Он вдруг опадает, склоняет голову, сует листочек и говорит, будто точит ножи:
Поднес по-чтительно-с… про-казник
В сей день Христова Рождества-с…
Все смеются. Смеется и подбитый барин. Он говорит, что имел честь получить ласковое наименование – проказник и потому вставил для увеселения, чтобы оживить стих.
И еще подымаются снизу, чтобы принести поздравления. Разные, которые живут за окнами. Уходят и благодарят, уносят в своих узелках что-то до следующего Рождества. Куда? – Не знаю.
Шумят в зале. Здесь Василь Сергеевич, из-под Девичья, показывает фокусы. Глотает рюмки и таскает их у меня из кармана, жует салфетки, гоняет магической палочкой шарики под железными колпачками, ест эти шарики, давится, и вдруг начинает вытаскивать изо рта веревки. Ходит на голове, крякает уткой, пилит губами, говорит животом, наконец, глотает ножи и начинает таскать их из каблука. Смеются краснолицые господа в сюртуках и дают гривенники. Он лыс и стар, серое у него лицо, все оно в лапках и цапинках. Но он ничего, все улыбается и приглашает всех под Девичье, где играет на балагане. Гремят трубы в сенях. Сени деревянные, промерзшие, гулкие. Словно там разбивают стекла и ломают стены. Это пришли музыканты – «последние люди».
– Береги шубы!
Есть слух, что музыканты потаскивают шубы, но их пускают.
Впереди выступает длинный, как жердь, с красным шарфом на шее и головой толкачом. Он с огромной медной трубой, которая больше меня. Дует так, что мне страшно, как бы не выскочили и не разбились его глаза. За ним серенький старичок крючком, с вытянутым, как у мышки, лицом, дует в маленькую трубу, и еще толстенький, с маленькой головой, с огромным заплатанным барабаном. Он колотит култышкой, точно колет дрова. Все зажимают уши, но музыканты серьезны. Играют «Камаринского», «Славься, ты славься», «По улице мостовой», а Василь Сергеич ерзает на одной ноге.
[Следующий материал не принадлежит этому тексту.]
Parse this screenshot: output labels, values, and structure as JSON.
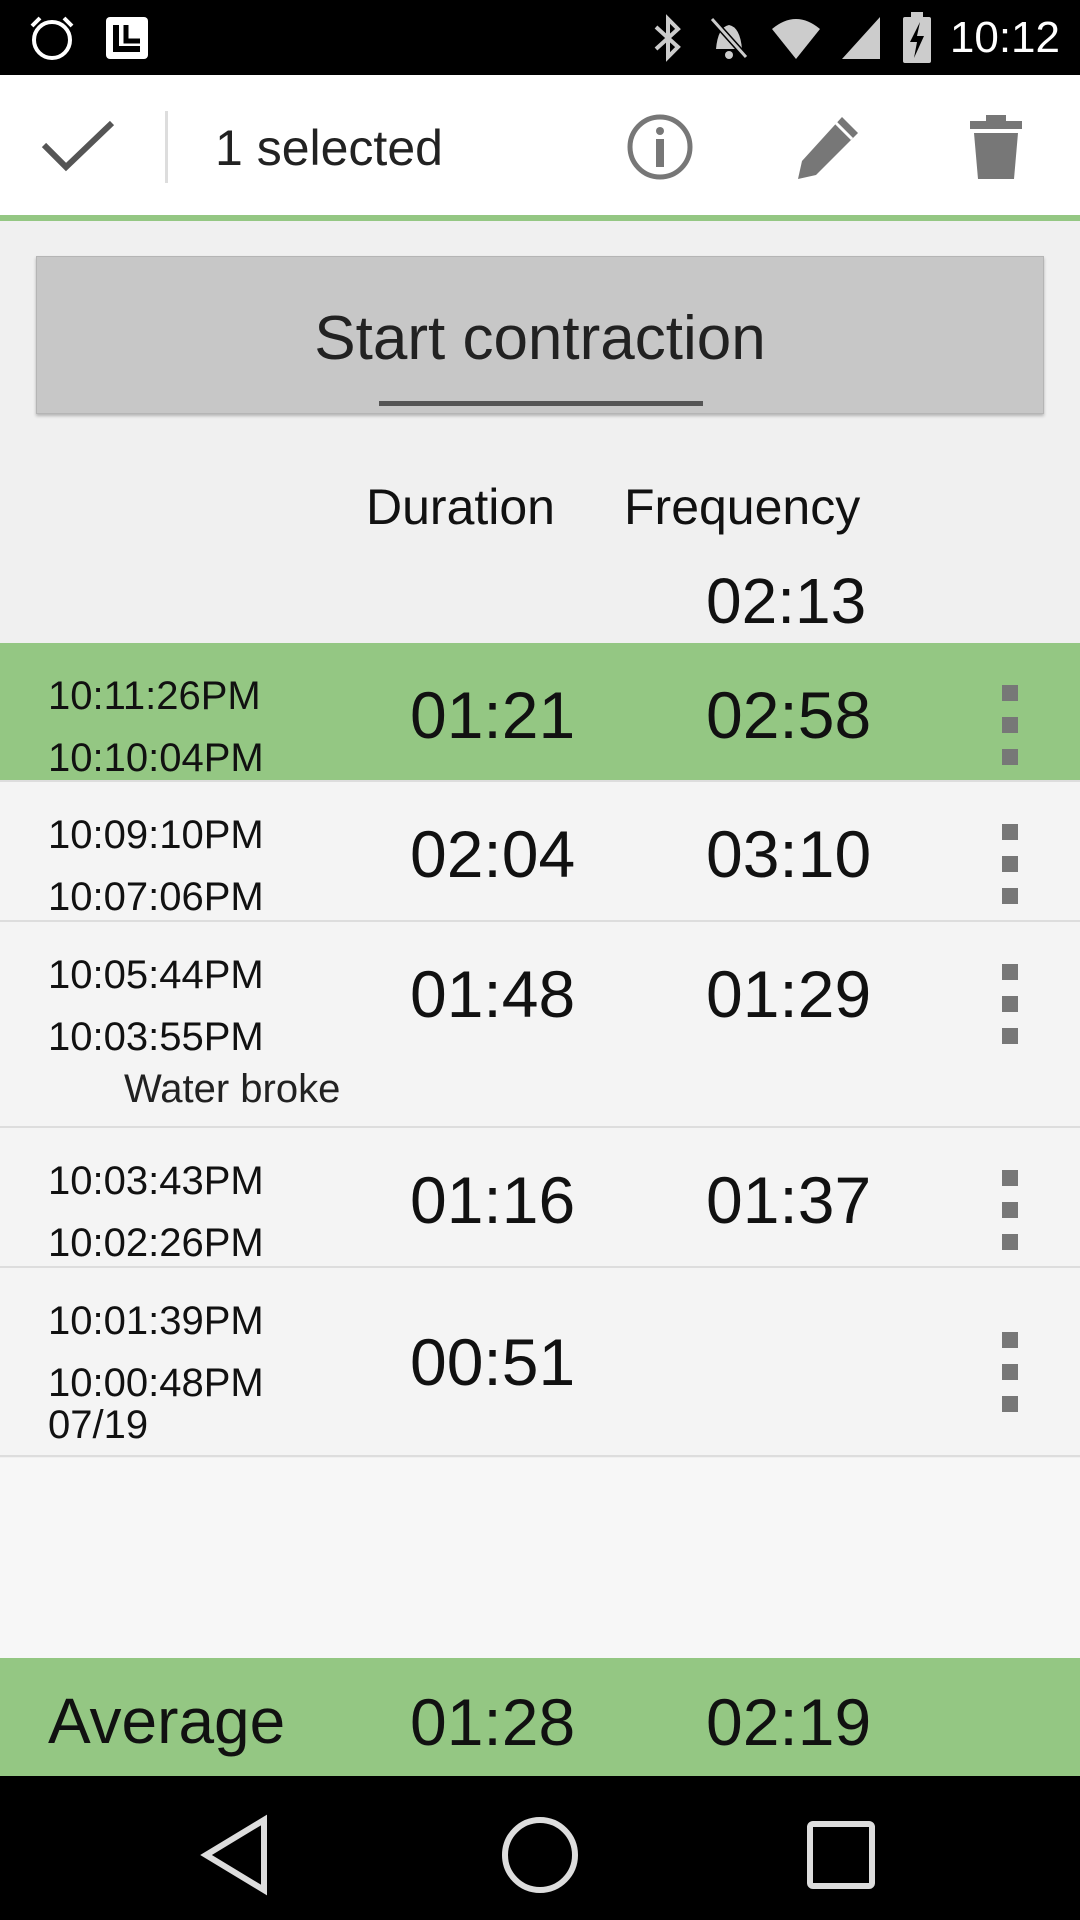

Вот и прошел день. Опять в черные окна смотрит мороз, поблескивают елочки на стеклах. Я дремлю. Снова проходит весь день, тихий теперь, в молчаливых фигурах. Думаю, где теперь все они, эти люди? Чего у них там?
Еще год проходит, еще приходят они, но их меньше. Сплыли куда-то…
Смотрю на коробочку с пестрыми зернышками.
И теперь иногда вижу я эти коробочки. Ими торгуют старушки на уголках из корзин: на ветру и пыли ярко смотрит пунцовая сахарная клубника, красные петушки, розовые пряники-ломучки. И их-то редко встречаешь. Ушли и коробочки, и кормилицы, и подбитые барины, и Пискуны. Может быть, есть они все, но в домах их что-то не видно. Может быть, их убирают куда-нибудь, чтобы не шмыгали зря? Может быть, всем им назначили по теплому месту? Может быть, как-нибудь под сурдинку наделяют целковыми, и они не прыгают по морозцу? Много иного пошло теперь. Вот везде теперь электрические звонки, и по ним не узнаешь, кто просится. Много света на улицах, везде образцовый порядок, исправные швейцары на подъездах, и ворота под наблюдением. И не легко разыскать черный ход. А морозы все те же, а жизнь стала строже и сумрачней. Хмурится, хоть и в огнях вся. И кормилицы еще выкармливают чужих… А хотелось бы и теперь встретить долгого человека с медной трубой, смело входящего в чужие дома – поздравить.